Adam N Rosenthal, Lindsay S M Fraser, Susan Philpott, Ranjit Manchanda, Matthew Burnell, Philip Badman, Richard Hadwin, Ivana Rizzuto, Elizabeth Benjamin, Naveena Singh, D Gareth Evans, Diana M Eccles, Andy Ryan, Robert Liston, Anne Dawnay, Jeremy Ford, Richard Gunu, James Mackay, Steven J Skates, Usha Menon, Ian J Jacobs
Journal of Clinical Oncology: Official Journal of the American Society of Clinical Oncology 2017 May 1, 35 (13): 1411-1420
Purpose To establish the performance of screening with serum cancer antigen 125 (CA-125), interpreted using the risk of ovarian cancer algorithm (ROCA), and transvaginal sonography (TVS) for women at high risk of ovarian cancer (OC) or fallopian tube cancer (FTC). Patients and Methods Women whose estimated lifetime risk of OC/FTC was ≥ 10% were recruited at 42 centers in the United Kingdom and underwent ROCA screening every 4 months. TVS occurred annually if ROCA results were normal or within 2 months of an abnormal ROCA result. Risk-reducing salpingo-oophorectomy (RRSO) was encouraged throughout the study. Participants were observed via cancer registries, questionnaires, and notification by centers. Performance was calculated after censoring 365 days after prior screen, with modeling of occult cancers detected at RRSO. Results Between June 14, 2007, and May 15, 2012, 4,348 women underwent 13,728 women-years of screening. The median follow-up time was 4.8 years. Nineteen patients were diagnosed with invasive OC/FTC within 1 year of prior screening (13 diagnoses were screen-detected and six were occult at RRSO). No symptomatic interval cancers occurred.
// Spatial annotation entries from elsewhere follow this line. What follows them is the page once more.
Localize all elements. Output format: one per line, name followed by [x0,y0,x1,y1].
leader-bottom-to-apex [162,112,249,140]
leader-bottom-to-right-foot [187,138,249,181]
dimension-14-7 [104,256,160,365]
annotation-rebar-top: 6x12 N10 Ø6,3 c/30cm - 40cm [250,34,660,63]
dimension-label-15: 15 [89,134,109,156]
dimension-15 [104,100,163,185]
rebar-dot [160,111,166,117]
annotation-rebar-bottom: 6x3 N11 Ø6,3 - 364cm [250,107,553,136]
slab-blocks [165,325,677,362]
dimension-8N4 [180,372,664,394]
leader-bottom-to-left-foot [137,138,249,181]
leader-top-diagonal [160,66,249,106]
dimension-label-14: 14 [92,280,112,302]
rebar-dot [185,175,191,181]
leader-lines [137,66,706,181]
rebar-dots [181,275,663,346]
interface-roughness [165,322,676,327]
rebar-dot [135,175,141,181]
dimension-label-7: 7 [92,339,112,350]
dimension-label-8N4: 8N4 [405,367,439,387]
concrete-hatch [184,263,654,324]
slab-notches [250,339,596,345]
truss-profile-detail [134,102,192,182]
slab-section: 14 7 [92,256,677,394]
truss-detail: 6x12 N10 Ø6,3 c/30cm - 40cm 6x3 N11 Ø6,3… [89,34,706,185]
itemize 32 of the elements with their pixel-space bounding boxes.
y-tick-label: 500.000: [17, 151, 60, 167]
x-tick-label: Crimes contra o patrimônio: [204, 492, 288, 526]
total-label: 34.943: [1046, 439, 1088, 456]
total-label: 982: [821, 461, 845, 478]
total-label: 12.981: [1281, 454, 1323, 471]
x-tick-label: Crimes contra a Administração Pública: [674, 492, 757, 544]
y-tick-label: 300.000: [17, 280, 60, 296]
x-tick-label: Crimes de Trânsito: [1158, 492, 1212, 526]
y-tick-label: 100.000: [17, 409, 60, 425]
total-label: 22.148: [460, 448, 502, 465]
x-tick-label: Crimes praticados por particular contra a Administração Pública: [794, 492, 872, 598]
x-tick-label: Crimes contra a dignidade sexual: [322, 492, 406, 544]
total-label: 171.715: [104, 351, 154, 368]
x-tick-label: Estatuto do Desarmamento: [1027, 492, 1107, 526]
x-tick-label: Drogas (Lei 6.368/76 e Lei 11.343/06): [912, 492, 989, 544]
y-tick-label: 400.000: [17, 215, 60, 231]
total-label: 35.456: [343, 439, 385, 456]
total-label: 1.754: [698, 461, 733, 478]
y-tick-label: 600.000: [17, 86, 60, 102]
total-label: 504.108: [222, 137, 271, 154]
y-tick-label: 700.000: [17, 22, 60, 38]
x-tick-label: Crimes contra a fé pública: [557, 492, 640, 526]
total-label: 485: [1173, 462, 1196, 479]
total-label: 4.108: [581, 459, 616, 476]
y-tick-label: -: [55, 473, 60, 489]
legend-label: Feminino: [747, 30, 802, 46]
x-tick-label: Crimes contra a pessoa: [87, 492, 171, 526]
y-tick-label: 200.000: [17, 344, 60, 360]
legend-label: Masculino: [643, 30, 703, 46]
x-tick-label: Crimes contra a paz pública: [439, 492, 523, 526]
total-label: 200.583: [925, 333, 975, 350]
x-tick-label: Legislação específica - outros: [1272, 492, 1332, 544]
Ten (52.6%) of the total 19 diagnoses were stage I to II OC/FTC (CI, 28.9% to 75.6%). Of the 13 screen-detected cancers, five (38.5%) were stage I to II (CI, 13.9% to 68.4%). Of the six occult cancers, five (83.3%) were stage I to II (CI, 35.9% to 99.6%). Modeled sensitivity, positive predictive value, and negative predictive value for OC/FTC detection within 1 year were 94.7% (CI, 74.0% to 99.9%), 10.8% (6.5% to 16.5%), and 100% (CI, 100% to 100%), respectively. Seven (36.8%) of the 19 cancers diagnosed < 1 year after prior screen were stage IIIb to IV (CI, 16.3% to 61.6%) compared with 17 (94.4%) of 18 cancers diagnosed > 1 year after screening ended (CI, 72.7% to 99.9%; P < .001). Eighteen (94.8%) of 19 cancers diagnosed < 1 year after prior screen had zero residual disease (with lower surgical complexity, P = .16) (CI, 74.0% to 99.9%) compared with 13 (72.2%) of 18 cancers subsequently diagnosed (CI, 46.5% to 90.3%; P = .09). Conclusion ROCA-based screening is an option for women at high risk of OC/FTC who defer or decline RRSO, given its high sensitivity and significant stage shift. However, it remains unknown whether this strategy would improve survival in screened high-risk women.